Outre les conversations en groupe, je saisis les occasions de parler en tête avec des personnes auxquelles je parais familier à défaut d’être reconnu d’emblée. J’ai transcrit cet aparté avec Irène juste avant la projection du film Odette Toulemonde qui a beaucoup plu à la quinzaine de spectateurs du Cantou (unité de vie protégée spécifique alzheimer) d’une maison de soins en Belgique.

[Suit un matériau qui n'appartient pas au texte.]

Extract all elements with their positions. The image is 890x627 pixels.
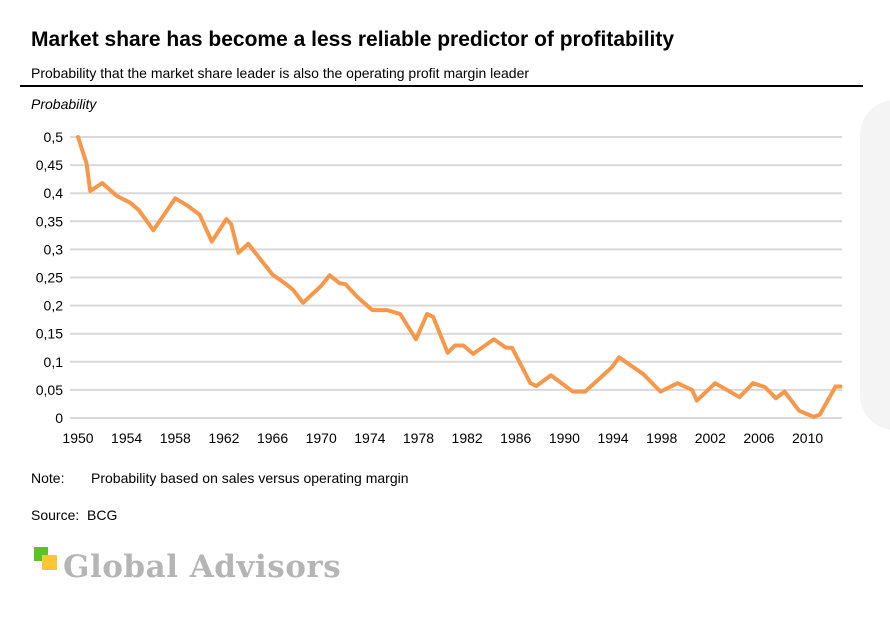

Je croise Irène (prénom d’emprunt) dans la salle commune. Elle désire partir. Je lui suggère d’aller dans le patio. En chemin, elle demande si nous nous connaissons. Je lui dis que nous avons dansé ensemble la veille. Elle ne dit rien, réfléchit. Je lui propose de parler un peu avant le film. Elle dit bien aimer le cinéma mais qu’elle doit être là au soir pour sa fille.
Nous nous asseyons. Elle apprécie le soleil. Elle maugrée contre Mme S qui avait tenté de s’imposer sur le chemin du patio.

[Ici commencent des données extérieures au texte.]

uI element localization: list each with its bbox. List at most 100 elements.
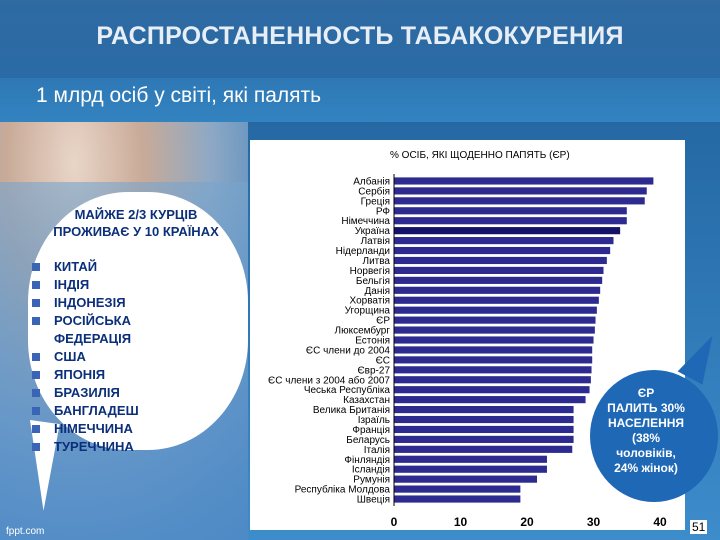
country-list-item: БАНГЛАДЕШ [32,402,139,420]
callout-line: ПАЛИТЬ 30% [607,401,685,415]
country-list-item: ФЕДЕРАЦІЯ [32,330,139,348]
category-label: Греція [361,196,390,207]
country-list-item: БРАЗИЛІЯ [32,384,139,402]
callout-line: НАСЕЛЕННЯ [607,416,685,430]
slide-title: РАСПРОСТАНЕННОСТЬ ТАБАКОКУРЕНИЯ [96,22,624,50]
bar-23 [394,405,574,414]
category-label: Данія [365,286,391,297]
bar-6 [394,237,614,245]
bar-14 [394,316,596,324]
callout-bubble [590,370,718,502]
bullet-square-icon [32,281,40,289]
bar-18 [394,356,593,364]
category-label: Литва [363,256,391,267]
footer-brand: fppt.com [6,526,45,537]
bar-19 [394,366,592,374]
category-label: Люксембург [335,325,391,337]
bar-29 [394,465,547,473]
category-label: Євр-27 [357,365,390,376]
bar-11 [394,286,601,294]
bar-4 [394,217,627,225]
country-list-label: ФЕДЕРАЦІЯ [54,331,132,346]
category-label: Чеська Республіка [304,384,391,396]
category-label: Велика Британія [313,405,390,416]
bar-20 [394,376,591,384]
callout-text: ЄР ПАЛИТЬ 30% НАСЕЛЕННЯ (38% чоловіків, 24% ж… [596,386,696,476]
bar-24 [394,415,574,424]
category-label: Норвегія [350,266,390,277]
x-tick-label: 30 [587,515,601,529]
category-label: Німеччина [341,216,390,227]
bar-28 [394,455,547,463]
category-label: Україна [355,226,391,237]
bar-12 [394,296,599,304]
bar-31 [394,485,521,493]
x-tick-label: 10 [454,515,468,529]
bar-10 [394,276,603,284]
country-list-label: НІМЕЧЧИНА [54,421,133,436]
bar-27 [394,445,573,453]
slide-subtitle: 1 млрд осіб у світі, які палять [36,84,322,107]
bullet-square-icon [32,389,40,397]
bar-30 [394,475,537,483]
category-label: Ісландія [352,465,390,476]
country-list: КИТАЙ ІНДІЯ ІНДОНЕЗІЯ РОСІЙСЬКА ФЕДЕРАЦІЯ США… [32,258,139,456]
category-label: Фінляндія [344,455,390,466]
country-list-label: США [54,349,86,364]
callout-line: ЄР [637,386,655,400]
country-list-label: ТУРЕЧЧИНА [54,439,134,454]
category-label: Казахстан [343,395,390,406]
bar-25 [394,425,574,434]
bar-9 [394,266,604,275]
country-list-item: ІНДОНЕЗІЯ [32,294,139,312]
x-tick-label: 40 [653,515,667,529]
category-label: Нідерланди [336,246,390,257]
bar-22 [394,396,586,404]
bar-8 [394,256,607,265]
country-list-item: ТУРЕЧЧИНА [32,438,139,456]
category-label: Хорватія [350,296,390,307]
bar-0 [394,177,654,185]
bar-13 [394,306,597,314]
subtitle-band [0,78,720,122]
category-label: Беларусь [346,435,390,446]
category-label: Республіка Молдова [295,484,391,496]
bar-3 [394,207,627,215]
bar-1 [394,187,647,195]
x-tick-label: 0 [391,515,398,529]
country-list-item: КИТАЙ [32,258,139,276]
callout-line: (38% [631,431,660,445]
bullet-square-icon [32,371,40,379]
bullet-square-icon [32,425,40,433]
category-label: Ізраїль [358,415,390,426]
bullet-square-icon [32,353,40,361]
country-list-label: ІНДІЯ [54,277,90,292]
bar-26 [394,435,574,443]
country-list-label: ЯПОНІЯ [54,367,106,382]
category-label: ЄР [376,316,390,327]
country-list-item: НІМЕЧЧИНА [32,420,139,438]
country-list-item: США [32,348,139,366]
category-label: Бельгія [356,276,390,287]
category-label: РФ [376,206,391,217]
bar-21 [394,386,590,394]
country-list-item: ЯПОНІЯ [32,366,139,384]
bar-7 [394,246,611,255]
country-list-label: РОСІЙСЬКА [54,313,132,328]
category-label: Франція [352,425,390,436]
chart-title: % ОСІБ, ЯКІ ЩОДЕННО ПАПЯТЬ (ЄР) [390,150,570,161]
bar-5 [394,227,621,235]
category-label: Латвія [361,236,390,247]
category-label: Естонія [355,336,390,347]
bullet-square-icon [32,263,40,271]
x-tick-label: 20 [520,515,534,529]
category-label: ЄС [376,355,390,366]
category-label: ЄС члени з 2004 або 2007 [268,374,390,386]
bar-2 [394,197,645,205]
callout-line: 24% жінок) [614,461,678,475]
country-list-label: ІНДОНЕЗІЯ [54,295,126,310]
callout-line: чоловіків, [616,446,676,460]
bubble-heading: МАЙЖЕ 2/3 КУРЦІВ ПРОЖИВАЄ У 10 КРАЇНАХ [53,207,219,239]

- Pas possible qu’on gâche par une seule personne.
- Vous voulez bien qu’on parle un peu tous les deux ?
- Pourquoi pas. Depuis que j’ai nonante ans, il y a un mot qui ne vient pas complètement. Je ne sais pas ce que dis. J’aimais bien parler, maintenant je suis vieille. Question de marcher, ça c’est curieux, ça va. Grâce à mes déplacements, je tiens.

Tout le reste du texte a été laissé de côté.